Um Bilhete Embaixo da Sua Porta
- Guilherme Almeida
- 4 de abr. de 2016
- 2 min de leitura

Se alguém realmente acha que as virtudes éticas ou intelectuais são um monopólio das pessoas com as quais ela se identifica do ponto de vista político... cuidado, é esta a arrogância que denuncia não só uma ignorância sem tamanho, mas também uma distância incomensurável da realidade. Aliás, o 'fascismo' (ah, como se tem abusado do termo!) é ambidestro, seu modo de funcionamento, como sua etimologia nos ensina, é, por definição, o 'feixe' (fasces): um coletivo de indivíduos reunidos em torno de um pensamento homogêneo e totalizante, que tem a pretensão de ser o único a responder a toda e qualquer demanda, engendrando, no extremo, até mesmo um vocabulário próprio e particular - uma novilingua, para lembrar o termo popularizado por Orwell.
Dando minha cara à tapa, eu acrescentaria:
1. O consenso jamais produziu algo de importante e extraordinário para a humanidade. O ajuste consensual só chega tardiamente e sua importância se dá na medida exata de um escopo muito restrito: apenas garantir que possamos continuar discordando sem nos destruirmos uns aos outros. Continuemos a discordar. O desentendimento é criador.

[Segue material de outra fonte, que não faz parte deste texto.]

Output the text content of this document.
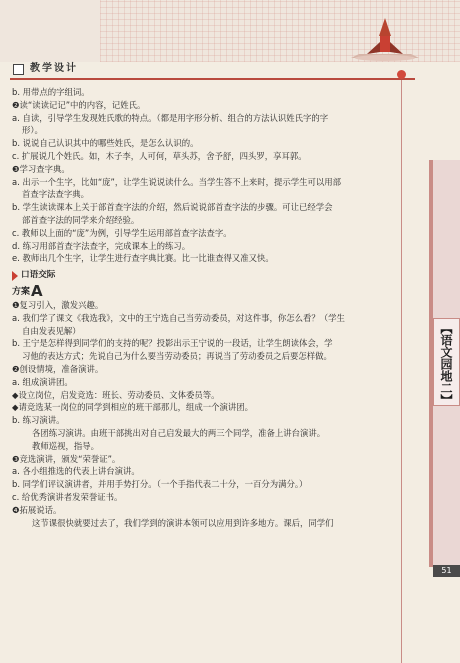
教学设计

b. 用带点的字组词。

❷读“读读记记”中的内容，记姓氏。

a. 自读，引导学生发现姓氏歌的特点。（都是用字形分析、组合的方法认识姓氏字的字

形）。

b. 说说自己认识其中的哪些姓氏，是怎么认识的。

c. 扩展说几个姓氏。如，木子李，人可何，草头苏，舍予舒，四头罗，享耳郭。

❸学习查字典。

a. 出示一个生字，比如“庞”，让学生说说读什么。当学生答不上来时，提示学生可以用部

首查字法查字典。

b. 学生读读课本上关于部首查字法的介绍，然后说说部首查字法的步骤。可让已经学会

部首查字法的同学来介绍经验。

c. 教师以上面的“庞”为例，引导学生运用部首查字法查字。

d. 练习用部首查字法查字，完成课本上的练习。

e. 教师出几个生字，让学生进行查字典比赛。比一比谁查得又准又快。

口语交际
方案 A

❶复习引入，激发兴趣。

a. 我们学了课文《我选我》，文中的王宁选自己当劳动委员，对这件事，你怎么看？（学生

自由发表见解）

b. 王宁是怎样得到同学们的支持的呢？投影出示王宁说的一段话，让学生朗读体会，学

习他的表达方式；先说自己为什么要当劳动委员；再说当了劳动委员之后要怎样做。

❷创设情境，准备演讲。

a. 组成演讲团。

◆设立岗位，启发竞选：班长、劳动委员、文体委员等。

◆请竞选某一岗位的同学到相应的班干部那儿，组成一个演讲团。

b. 练习演讲。

各团练习演讲。由班干部挑出对自己启发最大的两三个同学，准备上讲台演讲。

教师巡视，指导。

❸竞选演讲，颁发“荣誉证”。

a. 各小组推选的代表上讲台演讲。

b. 同学们评议演讲者，并用手势打分。（一个手指代表二十分，一百分为满分。）

c. 给优秀演讲者发荣誉证书。

❹拓展说话。

这节课很快就要过去了，我们学到的演讲本领可以应用到许多地方。课后，同学们

【语文园地二】
51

2. Uma condição de possibilidade para que a proposição 1 seja uma forma de viver e não de matar a vida é ser capaz de sustentar uma posição subjetiva - de cada indivíduo portanto - na direção de se reconhecer permanentemente incompleto, disposto a escutar o outro não por conta de um bom-mocismo aparente e inócuo - espécie de virtude teologal desajeitada - mas sim porque é esta uma das condições para se compreender cada vez melhor a trama espinhosa da realidade, frequentemente ardilosa e muito mais complexa do que os esquemas mentais e afetivos que podemos solitariamente acumular ou carregar convivendo apenas com afins. O desejo totalitário e o desejo epistêmico são inversamente proporcionais.
3. Uma dica prática: tenha um "inimigo" (civilizado e culto, jamais bárbaro e inculto) sempre ao seu lado. Os atenienses só puderam inventar a demokratia porque souberam reconhecer que eram os antidemocratas gregos aqueles que melhor apontavam os fundamentos (e as fragilidades) de um governo regido pela maioria sob o ponto de vista quantitativo - este cálculo diabolicamente inevitável, que sempre dá errado, é, contudo, o melhor que nós temos, pois é único que prevê sua autocorreção sem apelar a uma heteronomia.
4. É preciso afirmar com força que a filosofia é anterior a qualquer distinção entre esquerda e direita. O que ela pode e deve fazer no campo da Realpolitik é arguir de maneira cruel e implacável a dupla pretensão de qualquer narrativa política: do ponto de vista ético, sua pretensão em dizer por nós como deve ser a vida, almejando conduzir com exclusividade os vivos - cumpre a nós recusar essa delegação, mesmo que ela apele às mais "belas intenções" - e, do ponto de vista epistêmico, em cooptar a busca pela verdade - recusemos, mesmo que elas prometam reduzir momentaneamente nossas pequenas infelicidades.